1. What data do Hare et al use?
The data that they use is the 3D topographical images of the bullets, along with the x3p format which is the array of surface measurements at the micrometer level. They used x3pr and bulletr for processing the data in R. They got the data from the 6 lands on the bullets.
2. In what ways do the methods used by Hare et al differ from the “traditional” methods of bullet matching?
Traditionally the bullet is place under comparison microscopes and compared in person by a forensic scientist. In this research, computed distributional difference between known matches and known nonmatches using reference database. A set of features were derived which separates the two classes of bullets. The features are then put into a train statistical model.
3. How do Hare et al use clustering to help perform bullet matching tasks?
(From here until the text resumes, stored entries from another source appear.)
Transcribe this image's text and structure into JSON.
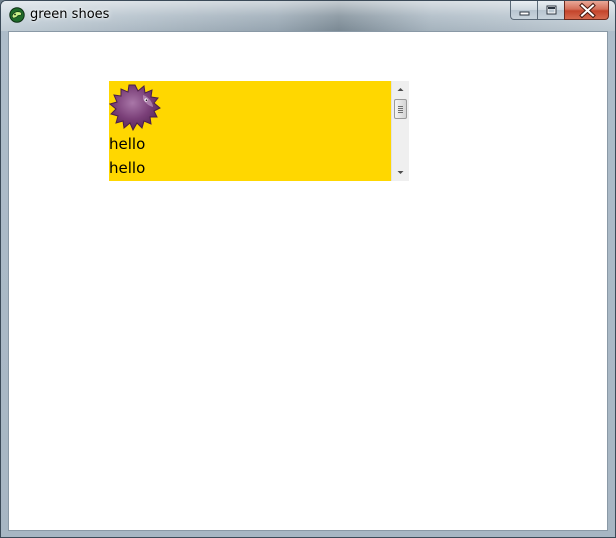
{
  "window": {
    "title": "green shoes",
    "app_icon": "green-shoes-icon",
    "buttons": {
      "minimize_icon": "minimize-icon",
      "maximize_icon": "maximize-icon",
      "close_icon": "close-icon"
    }
  },
  "slot": {
    "background": "#ffd700",
    "image_icon": "shoes-mascot-image",
    "lines": [
      "hello",
      "hello"
    ],
    "scrollbar": {
      "up_icon": "scroll-up-arrow-icon",
      "down_icon": "scroll-down-arrow-icon"
    }
  },
  "colors": {
    "client_background": "#ffffff",
    "slot_background": "#ffd700",
    "close_button": "#c4442b"
  }
}
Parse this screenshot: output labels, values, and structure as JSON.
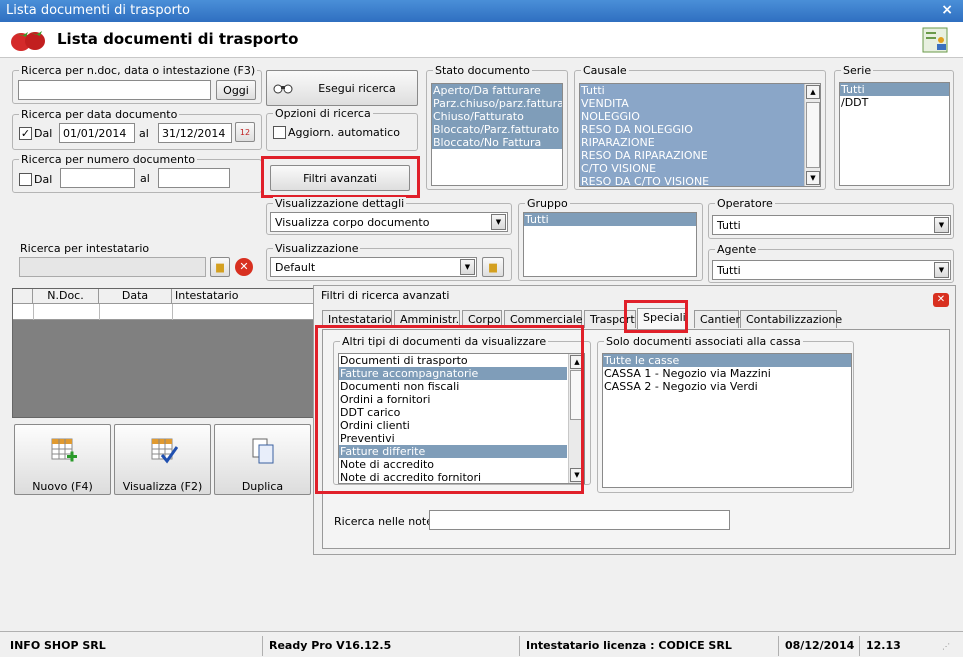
{
  "window": {
    "title": "Lista documenti di trasporto",
    "close": "×"
  },
  "header": {
    "title": "Lista documenti di trasporto"
  },
  "search_doc": {
    "label": "Ricerca per n.doc, data o intestazione (F3)",
    "value": "",
    "button": "Oggi"
  },
  "search_date": {
    "label": "Ricerca per data documento",
    "checked": true,
    "dal_label": "Dal",
    "from": "01/01/2014",
    "al_label": "al",
    "to": "31/12/2014",
    "cal": "12"
  },
  "search_number": {
    "label": "Ricerca per numero documento",
    "checked": false,
    "dal_label": "Dal",
    "al_label": "al",
    "from": "",
    "to": ""
  },
  "run_search": {
    "label": "Esegui ricerca"
  },
  "search_options": {
    "label": "Opzioni di ricerca",
    "auto_label": "Aggiorn. automatico",
    "checked": false
  },
  "advanced_button": {
    "label": "Filtri avanzati"
  },
  "stato": {
    "label": "Stato documento",
    "items": [
      "Aperto/Da fatturare",
      "Parz.chiuso/parz.fatturato",
      "Chiuso/Fatturato",
      "Bloccato/Parz.fatturato",
      "Bloccato/No Fattura"
    ]
  },
  "causale": {
    "label": "Causale",
    "items": [
      "Tutti",
      "VENDITA",
      "NOLEGGIO",
      "RESO DA NOLEGGIO",
      "RIPARAZIONE",
      "RESO DA RIPARAZIONE",
      "C/TO VISIONE",
      "RESO DA C/TO VISIONE"
    ]
  },
  "serie": {
    "label": "Serie",
    "items": [
      "Tutti",
      "/DDT"
    ]
  },
  "view_details": {
    "label": "Visualizzazione dettagli",
    "value": "Visualizza corpo documento"
  },
  "visualizzazione": {
    "label": "Visualizzazione",
    "value": "Default"
  },
  "gruppo": {
    "label": "Gruppo",
    "items": [
      "Tutti"
    ]
  },
  "operatore": {
    "label": "Operatore",
    "value": "Tutti"
  },
  "agente": {
    "label": "Agente",
    "value": "Tutti"
  },
  "intestatario": {
    "label": "Ricerca per intestatario",
    "value": ""
  },
  "grid": {
    "columns": [
      "N.Doc.",
      "Data",
      "Intestatario"
    ]
  },
  "buttons": {
    "new": "Nuovo (F4)",
    "view": "Visualizza (F2)",
    "dup": "Duplica"
  },
  "advanced": {
    "title": "Filtri di ricerca avanzati",
    "tabs": [
      "Intestatario",
      "Amministr.",
      "Corpo",
      "Commerciale",
      "Trasporto",
      "Speciali",
      "Cantieri",
      "Contabilizzazione"
    ],
    "other_types": {
      "label": "Altri tipi di documenti da visualizzare",
      "items": [
        "Documenti di trasporto",
        "Fatture accompagnatorie",
        "Documenti non fiscali",
        "Ordini a fornitori",
        "DDT carico",
        "Ordini clienti",
        "Preventivi",
        "Fatture differite",
        "Note di accredito",
        "Note di accredito fornitori"
      ],
      "selected": [
        1,
        7
      ]
    },
    "cash": {
      "label": "Solo documenti associati alla cassa",
      "items": [
        "Tutte le casse",
        "CASSA 1 - Negozio via Mazzini",
        "CASSA 2 - Negozio via Verdi"
      ]
    },
    "notes": {
      "label": "Ricerca nelle note",
      "value": ""
    }
  },
  "status": {
    "company": "INFO SHOP SRL",
    "version": "Ready Pro V16.12.5",
    "license": "Intestatario licenza : CODICE SRL",
    "date": "08/12/2014",
    "time": "12.13"
  }
}
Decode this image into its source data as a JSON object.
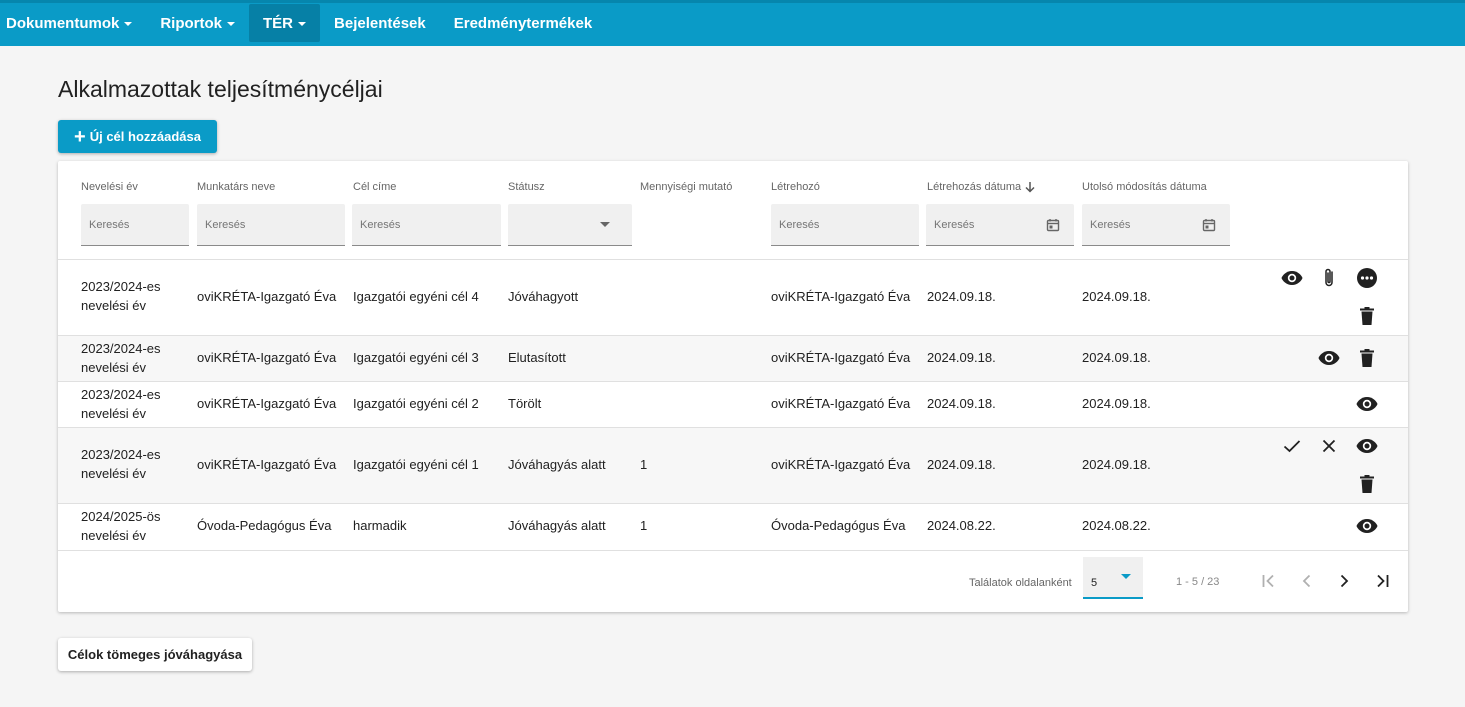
{
  "nav": {
    "items": [
      {
        "label": "Dokumentumok",
        "has_caret": true
      },
      {
        "label": "Riportok",
        "has_caret": true
      },
      {
        "label": "TÉR",
        "has_caret": true,
        "active": true
      },
      {
        "label": "Bejelentések",
        "has_caret": false
      },
      {
        "label": "Eredménytermékek",
        "has_caret": false
      }
    ]
  },
  "page": {
    "title": "Alkalmazottak teljesítménycéljai",
    "add_button_label": "Új cél hozzáadása",
    "bulk_approve_label": "Célok tömeges jóváhagyása"
  },
  "table": {
    "columns": [
      "Nevelési év",
      "Munkatárs neve",
      "Cél címe",
      "Státusz",
      "Mennyiségi mutató",
      "Létrehozó",
      "Létrehozás dátuma",
      "Utolsó módosítás dátuma"
    ],
    "sort_icon": "arrow-down-icon",
    "filter_placeholder": "Keresés",
    "rows": [
      {
        "year_1": "2023/2024-es",
        "year_2": "nevelési év",
        "employee": "oviKRÉTA-Igazgató Éva",
        "goal": "Igazgatói egyéni cél 4",
        "status": "Jóváhagyott",
        "quantity": "",
        "creator": "oviKRÉTA-Igazgató Éva",
        "created": "2024.09.18.",
        "modified": "2024.09.18.",
        "actions": [
          "eye-icon",
          "paperclip-icon",
          "more-icon",
          "trash-icon"
        ]
      },
      {
        "year_1": "2023/2024-es",
        "year_2": "nevelési év",
        "employee": "oviKRÉTA-Igazgató Éva",
        "goal": "Igazgatói egyéni cél 3",
        "status": "Elutasított",
        "quantity": "",
        "creator": "oviKRÉTA-Igazgató Éva",
        "created": "2024.09.18.",
        "modified": "2024.09.18.",
        "actions": [
          "eye-icon",
          "trash-icon"
        ]
      },
      {
        "year_1": "2023/2024-es",
        "year_2": "nevelési év",
        "employee": "oviKRÉTA-Igazgató Éva",
        "goal": "Igazgatói egyéni cél 2",
        "status": "Törölt",
        "quantity": "",
        "creator": "oviKRÉTA-Igazgató Éva",
        "created": "2024.09.18.",
        "modified": "2024.09.18.",
        "actions": [
          "eye-icon"
        ]
      },
      {
        "year_1": "2023/2024-es",
        "year_2": "nevelési év",
        "employee": "oviKRÉTA-Igazgató Éva",
        "goal": "Igazgatói egyéni cél 1",
        "status": "Jóváhagyás alatt",
        "quantity": "1",
        "creator": "oviKRÉTA-Igazgató Éva",
        "created": "2024.09.18.",
        "modified": "2024.09.18.",
        "actions": [
          "check-icon",
          "close-icon",
          "eye-icon",
          "trash-icon"
        ]
      },
      {
        "year_1": "2024/2025-ös",
        "year_2": "nevelési év",
        "employee": "Óvoda-Pedagógus Éva",
        "goal": "harmadik",
        "status": "Jóváhagyás alatt",
        "quantity": "1",
        "creator": "Óvoda-Pedagógus Éva",
        "created": "2024.08.22.",
        "modified": "2024.08.22.",
        "actions": [
          "eye-icon"
        ]
      }
    ]
  },
  "pager": {
    "label": "Találatok oldalanként",
    "page_size": "5",
    "range": "1 - 5 / 23"
  },
  "colors": {
    "accent": "#0a9bc7",
    "nav_active": "#0680a6"
  }
}
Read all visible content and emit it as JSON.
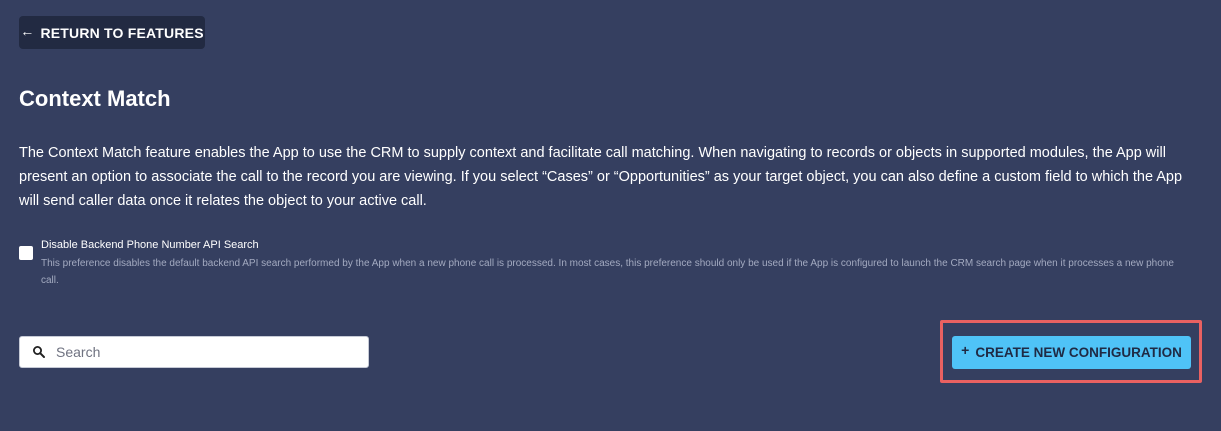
{
  "header": {
    "back_label": "RETURN TO FEATURES",
    "back_icon": "arrow-left-icon",
    "title": "Context Match"
  },
  "description": "The Context Match feature enables the App to use the CRM to supply context and facilitate call matching. When navigating to records or objects in supported modules, the App will present an option to associate the call to the record you are viewing. If you select “Cases” or “Opportunities” as your target object, you can also define a custom field to which the App will send caller data once it relates the object to your active call.",
  "preference": {
    "label": "Disable Backend Phone Number API Search",
    "help": "This preference disables the default backend API search performed by the App when a new phone call is processed. In most cases, this preference should only be used if the App is configured to launch the CRM search page when it processes a new phone call.",
    "checked": false
  },
  "search": {
    "placeholder": "Search",
    "value": "",
    "icon": "search-icon"
  },
  "actions": {
    "create_label": "CREATE NEW CONFIGURATION",
    "create_icon": "plus-icon",
    "highlight_color": "#e96161"
  },
  "colors": {
    "background": "#353f60",
    "back_button": "#222a42",
    "accent": "#4fc3f7"
  }
}
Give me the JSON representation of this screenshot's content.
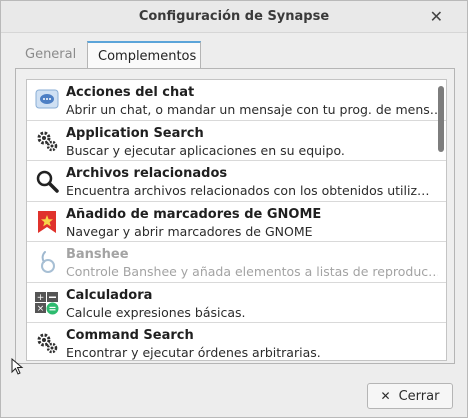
{
  "window": {
    "title": "Configuración de Synapse"
  },
  "tabs": [
    {
      "label": "General"
    },
    {
      "label": "Complementos"
    }
  ],
  "plugins": [
    {
      "name": "Acciones del chat",
      "description": "Abrir un chat, o mandar un mensaje con tu prog. de mens…",
      "icon": "chat-icon",
      "enabled": true
    },
    {
      "name": "Application Search",
      "description": "Buscar y ejecutar aplicaciones en su equipo.",
      "icon": "gears-icon",
      "enabled": true
    },
    {
      "name": "Archivos relacionados",
      "description": "Encuentra archivos relacionados con los obtenidos utiliz…",
      "icon": "magnifier-icon",
      "enabled": true
    },
    {
      "name": "Añadido de marcadores de GNOME",
      "description": "Navegar y abrir marcadores de GNOME",
      "icon": "bookmark-icon",
      "enabled": true
    },
    {
      "name": "Banshee",
      "description": "Controle Banshee y añada elementos a listas de reproduc…",
      "icon": "banshee-icon",
      "enabled": false
    },
    {
      "name": "Calculadora",
      "description": "Calcule expresiones básicas.",
      "icon": "calculator-icon",
      "enabled": true
    },
    {
      "name": "Command Search",
      "description": "Encontrar y ejecutar órdenes arbitrarias.",
      "icon": "gears-icon",
      "enabled": true
    }
  ],
  "footer": {
    "close_label": "Cerrar"
  }
}
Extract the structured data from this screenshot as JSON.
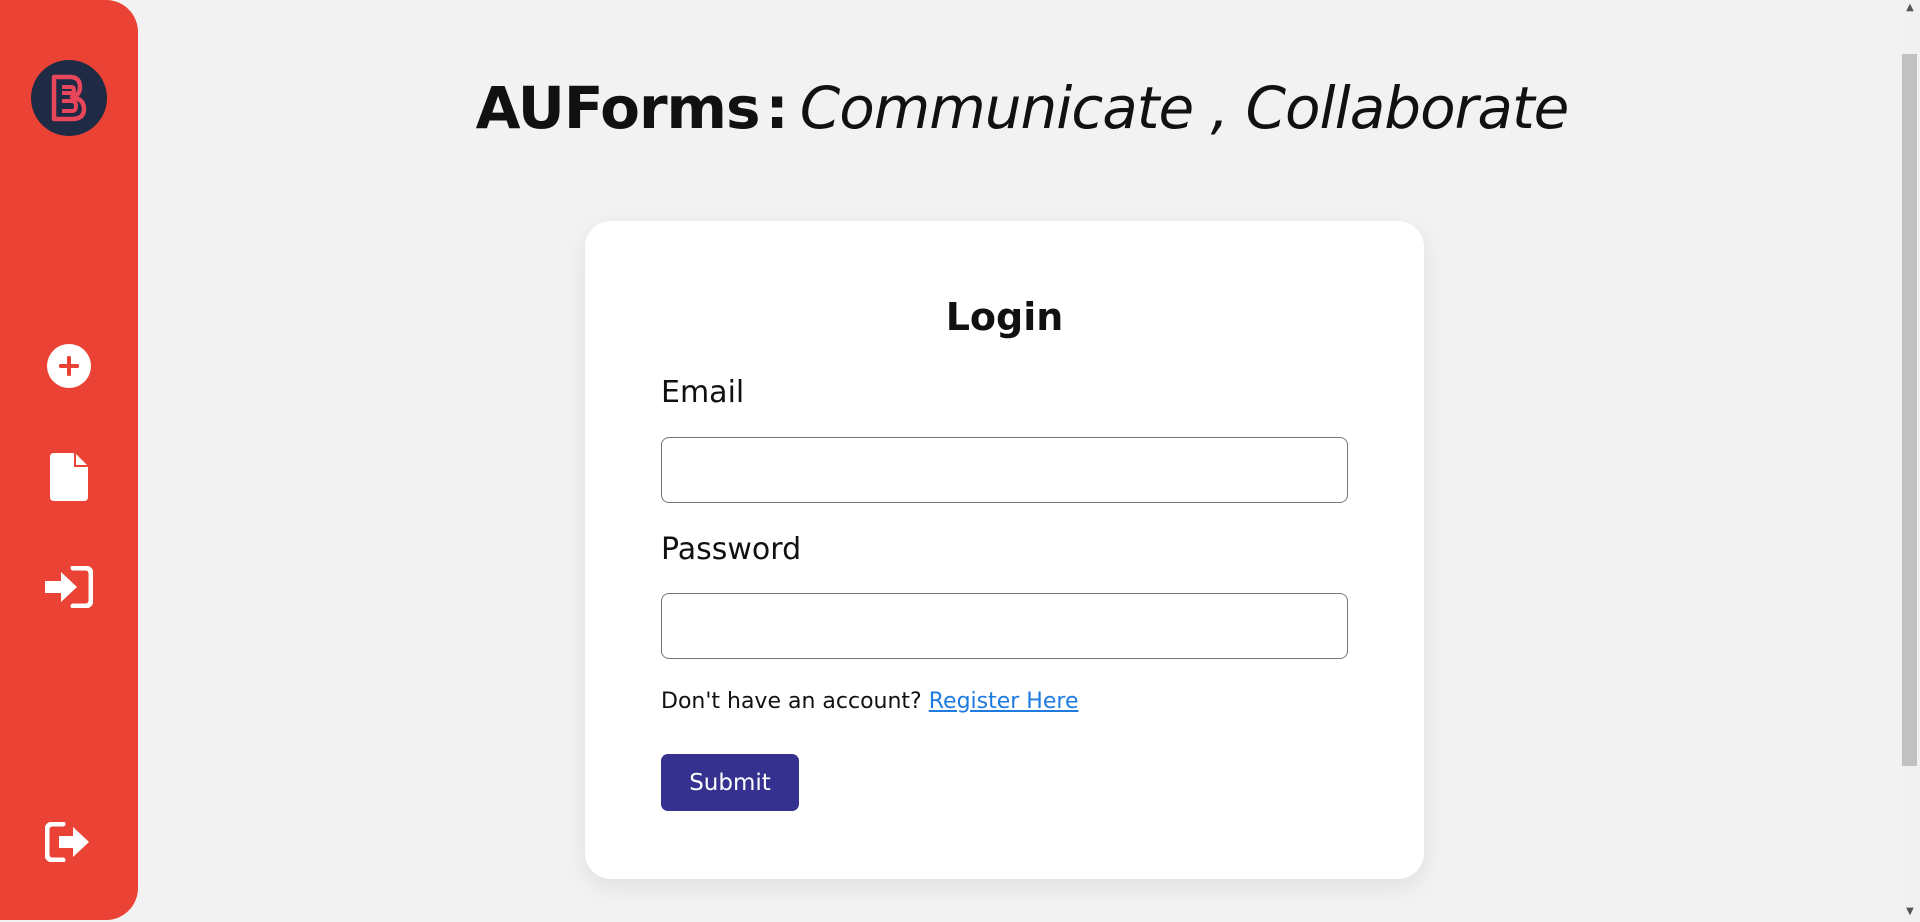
{
  "header": {
    "brand": "AUForms",
    "separator": ":",
    "tagline": "Communicate , Collaborate"
  },
  "sidebar": {
    "logo_icon": "b-logo-icon",
    "items": [
      {
        "icon": "plus-circle-icon"
      },
      {
        "icon": "file-icon"
      },
      {
        "icon": "sign-in-icon"
      }
    ],
    "bottom_item": {
      "icon": "sign-out-icon"
    }
  },
  "login": {
    "title": "Login",
    "email_label": "Email",
    "email_value": "",
    "password_label": "Password",
    "password_value": "",
    "register_prompt": "Don't have an account?",
    "register_link": "Register Here",
    "submit_label": "Submit"
  },
  "colors": {
    "sidebar": "#ea4335",
    "logo_bg": "#1f2a44",
    "submit": "#34318f",
    "link": "#1e7be0"
  }
}
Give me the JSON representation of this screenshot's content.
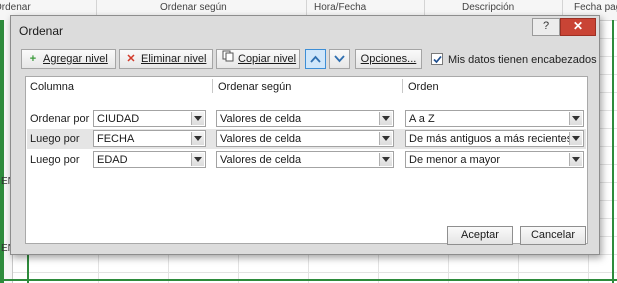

They used random forest to perform bullet matching tasks. The forest is compiled of 300 trees that can correctly identify matches and non-matches.
4. Identify one statistics and/or probability concept in the presentation that you have not heard of before. Do a little bit of research (Googling/Wikipedia is ok) and try to describe it to someone who doesn’t know about it. You should also consult this paper to see if there is more detail on your chosen topic than is presented in the webinar. (Hint: Control + F is useful…) You don’t need to read the whole paper.
The concept that I hadn’t heard before was cross-correlation function. This is when measuring information between two different locations or time series. The range of data is -1 to 1 such that the closer it is to 1, the more similar the information set.